2. Ensaios sobre a liberdade – John Stuart Mill
Nessa obra, Stuart Mill se refere à natureza e aos limites do poder que pode ser exercido legitimamente pela sociedade sobre o indivíduo e desenvolve o princípio do dano: cada indivíduo tem o direito de agir como quiser, desde que suas ações não prejudiquem as outras pessoas. Se a ação afeta diretamente apenas a pessoa que a está realizando, então a sociedade não tem o direito de intervir, mesmo que se tenha a sensação de que o indivíduo esteja se prejudicando: “sobre si mesmo, sobre seu próprio corpo e mente, o indivíduo é soberano”. Stuart Mill diz que o despotismo é uma forma de governo aceitável em sociedades que são “atrasadas”, porque nelas se observam barreiras para o progresso espontâneo. O déspota, porém, deve estar revestido de bons interesses. Stuart Mill trata de defender a liberdade de expressão: a liberdade de discurso é uma condição necessária para o progresso intelectual e social. Permitir que uma pessoa expresse publicamente uma opinião falsa é produtivo por dois motivos: primeiro, os indivíduos são propensos a abandonar crenças errôneas se eles se envolvem em uma discussão aberta de ideias; segundo, ao forçar os outros indivíduos a reexaminar e reafirmar suas crenças no processo do debate, estas são protegidas da depauperação em um mero dogma. Ainda define a liberdade social como forma de impor limites ao governante, assim ele não seria capaz de usar seu poder para satisfazer suas próprias vontades e tomar decisões que podem causar dano a sociedade.

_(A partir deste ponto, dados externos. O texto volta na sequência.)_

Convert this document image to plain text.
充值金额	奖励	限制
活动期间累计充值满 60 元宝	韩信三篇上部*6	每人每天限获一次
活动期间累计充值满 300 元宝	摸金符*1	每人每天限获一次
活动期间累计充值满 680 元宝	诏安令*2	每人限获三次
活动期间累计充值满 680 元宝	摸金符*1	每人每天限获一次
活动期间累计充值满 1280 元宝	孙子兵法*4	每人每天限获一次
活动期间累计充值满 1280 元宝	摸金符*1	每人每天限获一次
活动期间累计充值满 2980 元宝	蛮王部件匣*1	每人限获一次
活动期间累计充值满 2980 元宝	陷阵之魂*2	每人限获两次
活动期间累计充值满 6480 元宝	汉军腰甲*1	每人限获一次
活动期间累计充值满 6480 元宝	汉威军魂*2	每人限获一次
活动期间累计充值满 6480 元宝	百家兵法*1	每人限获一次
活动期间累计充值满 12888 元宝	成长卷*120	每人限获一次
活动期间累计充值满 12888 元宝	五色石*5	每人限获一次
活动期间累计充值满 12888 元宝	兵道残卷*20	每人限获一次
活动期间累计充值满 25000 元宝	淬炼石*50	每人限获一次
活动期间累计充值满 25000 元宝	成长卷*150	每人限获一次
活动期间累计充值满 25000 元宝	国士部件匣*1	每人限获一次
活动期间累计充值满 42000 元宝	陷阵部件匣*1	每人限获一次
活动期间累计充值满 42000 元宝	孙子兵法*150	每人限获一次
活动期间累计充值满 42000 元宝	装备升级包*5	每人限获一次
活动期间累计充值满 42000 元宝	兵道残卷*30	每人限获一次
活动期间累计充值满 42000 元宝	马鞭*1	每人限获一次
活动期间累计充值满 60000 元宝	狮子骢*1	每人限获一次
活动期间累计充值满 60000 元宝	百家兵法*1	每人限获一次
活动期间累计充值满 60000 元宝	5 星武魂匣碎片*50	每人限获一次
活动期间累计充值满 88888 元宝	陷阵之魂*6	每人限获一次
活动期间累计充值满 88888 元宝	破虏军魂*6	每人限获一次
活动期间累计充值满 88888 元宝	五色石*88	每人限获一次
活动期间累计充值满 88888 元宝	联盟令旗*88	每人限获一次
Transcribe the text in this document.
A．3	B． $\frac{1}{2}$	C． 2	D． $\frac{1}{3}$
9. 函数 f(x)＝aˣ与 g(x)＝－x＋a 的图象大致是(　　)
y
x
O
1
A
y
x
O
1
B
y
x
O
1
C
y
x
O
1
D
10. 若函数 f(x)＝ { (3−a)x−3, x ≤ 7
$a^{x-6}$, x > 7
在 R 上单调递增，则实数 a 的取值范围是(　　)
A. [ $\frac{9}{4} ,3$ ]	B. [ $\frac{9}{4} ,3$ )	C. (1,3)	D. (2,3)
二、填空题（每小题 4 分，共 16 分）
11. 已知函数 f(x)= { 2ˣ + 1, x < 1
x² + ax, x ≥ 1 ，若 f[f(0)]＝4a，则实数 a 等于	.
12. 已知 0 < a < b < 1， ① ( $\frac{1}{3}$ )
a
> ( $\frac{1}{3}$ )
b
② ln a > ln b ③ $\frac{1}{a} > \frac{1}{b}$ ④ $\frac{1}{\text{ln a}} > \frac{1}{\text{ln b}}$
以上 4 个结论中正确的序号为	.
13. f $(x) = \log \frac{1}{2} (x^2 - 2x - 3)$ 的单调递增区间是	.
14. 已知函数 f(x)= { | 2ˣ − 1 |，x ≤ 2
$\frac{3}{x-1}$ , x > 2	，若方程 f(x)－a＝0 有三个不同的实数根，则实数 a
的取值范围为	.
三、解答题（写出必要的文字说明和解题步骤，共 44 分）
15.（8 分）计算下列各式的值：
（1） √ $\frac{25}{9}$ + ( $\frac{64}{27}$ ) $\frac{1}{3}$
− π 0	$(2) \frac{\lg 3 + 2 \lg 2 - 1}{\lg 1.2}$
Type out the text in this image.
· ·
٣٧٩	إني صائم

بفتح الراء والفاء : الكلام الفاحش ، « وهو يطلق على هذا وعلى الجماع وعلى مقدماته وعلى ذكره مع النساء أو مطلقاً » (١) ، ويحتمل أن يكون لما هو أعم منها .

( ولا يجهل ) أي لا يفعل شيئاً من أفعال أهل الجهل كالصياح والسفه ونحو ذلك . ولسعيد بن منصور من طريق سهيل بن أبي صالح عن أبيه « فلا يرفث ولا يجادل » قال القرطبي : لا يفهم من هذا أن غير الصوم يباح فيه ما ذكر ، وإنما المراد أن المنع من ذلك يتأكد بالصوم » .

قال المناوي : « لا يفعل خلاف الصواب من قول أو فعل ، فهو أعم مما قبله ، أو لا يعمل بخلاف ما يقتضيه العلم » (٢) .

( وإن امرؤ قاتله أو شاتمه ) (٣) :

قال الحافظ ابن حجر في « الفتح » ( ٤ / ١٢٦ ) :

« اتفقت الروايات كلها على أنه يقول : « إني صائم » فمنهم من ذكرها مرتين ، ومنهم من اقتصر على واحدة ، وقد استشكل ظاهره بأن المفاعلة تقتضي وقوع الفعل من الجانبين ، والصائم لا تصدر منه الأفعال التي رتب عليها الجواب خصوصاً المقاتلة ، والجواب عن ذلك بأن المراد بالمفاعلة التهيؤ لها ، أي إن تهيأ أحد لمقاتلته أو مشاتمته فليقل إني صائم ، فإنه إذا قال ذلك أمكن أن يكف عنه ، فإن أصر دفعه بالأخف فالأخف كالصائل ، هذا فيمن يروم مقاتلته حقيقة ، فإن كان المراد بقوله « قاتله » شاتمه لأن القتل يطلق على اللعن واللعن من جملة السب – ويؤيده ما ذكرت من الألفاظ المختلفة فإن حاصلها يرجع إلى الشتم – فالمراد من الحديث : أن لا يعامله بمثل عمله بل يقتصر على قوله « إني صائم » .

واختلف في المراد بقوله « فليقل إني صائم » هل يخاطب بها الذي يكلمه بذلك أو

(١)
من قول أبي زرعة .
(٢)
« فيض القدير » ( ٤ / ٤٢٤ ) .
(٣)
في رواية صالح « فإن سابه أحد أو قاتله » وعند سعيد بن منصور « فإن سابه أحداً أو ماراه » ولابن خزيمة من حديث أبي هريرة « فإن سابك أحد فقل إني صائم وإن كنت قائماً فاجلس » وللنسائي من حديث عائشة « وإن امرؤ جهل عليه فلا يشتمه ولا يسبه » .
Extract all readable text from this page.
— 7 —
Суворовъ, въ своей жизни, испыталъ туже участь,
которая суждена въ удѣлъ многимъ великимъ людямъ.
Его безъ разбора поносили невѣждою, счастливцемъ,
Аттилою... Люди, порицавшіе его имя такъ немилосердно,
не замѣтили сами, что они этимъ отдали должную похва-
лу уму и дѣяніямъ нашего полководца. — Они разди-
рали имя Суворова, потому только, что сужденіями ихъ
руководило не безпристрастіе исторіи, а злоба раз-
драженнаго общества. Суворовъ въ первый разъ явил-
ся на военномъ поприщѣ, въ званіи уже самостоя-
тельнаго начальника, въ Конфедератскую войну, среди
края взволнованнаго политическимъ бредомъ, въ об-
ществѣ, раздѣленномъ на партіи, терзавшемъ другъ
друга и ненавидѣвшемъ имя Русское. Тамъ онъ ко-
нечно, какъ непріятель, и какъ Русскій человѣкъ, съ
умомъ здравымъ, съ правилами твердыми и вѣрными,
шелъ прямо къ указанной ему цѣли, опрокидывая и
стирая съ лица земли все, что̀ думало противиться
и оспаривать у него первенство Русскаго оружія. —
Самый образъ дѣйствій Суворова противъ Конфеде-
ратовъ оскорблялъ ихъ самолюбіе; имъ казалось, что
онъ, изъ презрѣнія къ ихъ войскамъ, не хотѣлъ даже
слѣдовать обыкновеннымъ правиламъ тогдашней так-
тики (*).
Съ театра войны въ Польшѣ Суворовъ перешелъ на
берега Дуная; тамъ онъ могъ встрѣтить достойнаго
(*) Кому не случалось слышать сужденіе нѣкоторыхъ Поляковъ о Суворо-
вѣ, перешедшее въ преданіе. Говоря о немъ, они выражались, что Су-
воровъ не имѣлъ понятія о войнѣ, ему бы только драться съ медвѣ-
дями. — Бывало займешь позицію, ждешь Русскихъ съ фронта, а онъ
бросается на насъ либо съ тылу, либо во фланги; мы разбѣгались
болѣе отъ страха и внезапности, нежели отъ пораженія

3. Ensaio sobre o louco por cogumelos – Peter Handke
Logo de início, Peter Handke anuncia o tom: “Está ficando sério de novo!”, diz o protagonista, alter-ego bem pouco dissimulado e crítico mordaz do próprio escritor. Nesse jogo de duplo espelho em que o ensejo é saber o quanto há da persona Handke em cada trecho, fato é que temos aqui o último — embora com o Prêmio Nobel de 2019 nunca se sabe ao certo — ensaio autorretratado da série de cinco. O confronto com a escrita percorre e traspassa a série e chega aqui a bom porto, não sem sua carga de ironia e sarcasmo, finamente moldada pelos anos. Handke parodia a si mesmo, faz circunvoluções em torno do escrever e do não conseguir escrever (tão importante quanto), camuflando-se sob as abas de efêmeros cogumelos brotando (como a escrita?) em florestas encantadas. Brotam selvagens e resistentes, contra ventos e intempéries — a metáfora com a escrita nunca é fortuita. Fato é que Handke ou seu irrequieto farejador dos bosques encara todas as dificuldades de mundo em cumprir a meta de escrever um compêndio micológico. O todo em meio a considerações múltiplas, por vezes saborosamente alucinógenas, em que o alterno handkeano cai em reflexão precisa e condoída sobre o que vem a ser a criação literária, e nisso o romancista, dramaturgo, ensaísta e roteirista austríaco é mestre inconteste. E por falar em devaneio, que tal termos aqui um advogado de tribunal internacional (de Haia?) no papel de sábio bufão colhendo seus preciosos fungos de terno e gravata? Em Handke, ao fim e ao cabo tudo tem sua razão e nada é gratuito.

Escrever um ensaio é ótimo para discorrer sobre o próprio ponto de vista acerca de assuntos importantes e para começar a escrever sem medo de errar ou ser julgado (afinal, você está ensaiando, certo?). Recomendo esse gênero literário para todos que precisam de inspiração e explorar novos caminhos!